Genetic diversity improves yield in hybrid crop varieties
Researchers from The University of Western Australia's Institute of Agriculture and University of Edinburgh's Roslin Institute have discovered that high levels of genetic diversity and dominant genes in grain crops such as wheat, barley or rice leads to the production of greater yields in hybrid varieties.
The study, published in Scientific Reports, used computer simulation to study how genetic diversity affected the yield of hybrid varieties in self-pollinating crops.
Professor Wallace Cowling from UWA's Institute of Agriculture said hybrid varieties tended to produce greater grain yields than parent varieties, but hybrids were not as successful in self-pollinating crops as in cross-pollinating crops.
"In cross-pollinating crops such as corn or maize, hybrid varieties produce double the grain yield of the parent varieties," Professor Cowling said.
"However, this isn't the case for self-pollinating crops like wheat, barley or rice, where hybrid varieties usually produce only 10-15 percent more grain yield compared to their parents."

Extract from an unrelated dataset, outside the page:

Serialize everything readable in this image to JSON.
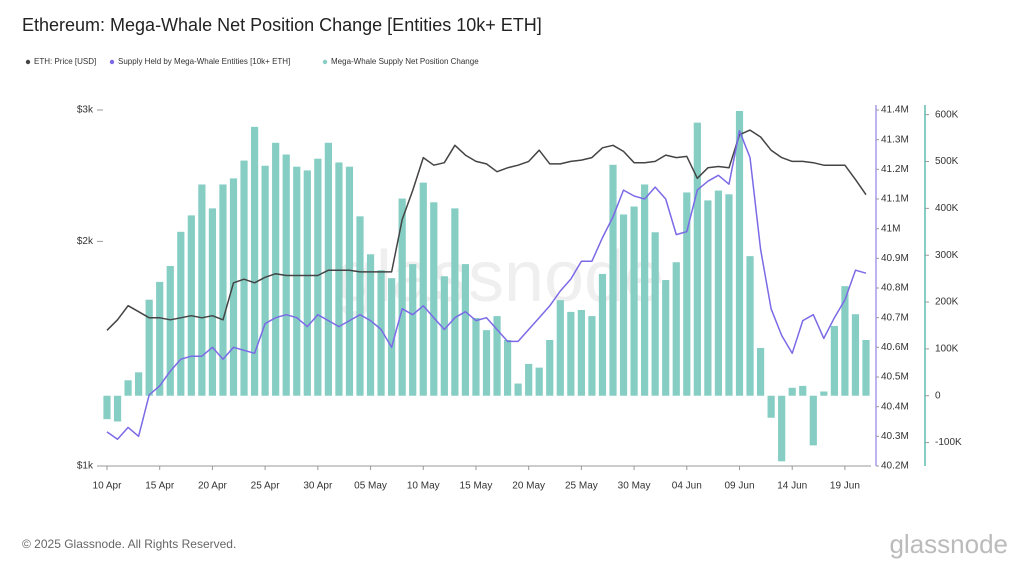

With the aim of improving the yield of hybrid varieties, the research team modelled different breeding scenarios.
"Modern corn hybrids are the result of crosses between two well-known hybrid breeding pools, so we modelled the development of hybrid breeding pools in self-pollinating crops," Professor Cowling said.
"We found that it didn't matter how you started the breeding process, hybrid breeding pools quickly developed after a few generations of simulated hybrid breeding.
"However, successful future hybrid varieties were only achieved when the initial breeding material had high levels of genetic diversity and dominant genes."
The next step for the researchers will be to identify genes with high levels of dominance, and apply this to hybrid variety breeding.
"By doing this we could improve the yield of hybrid varieties which would have significant benefits for Australian and international farmers and future global food production," Professor Cowling said.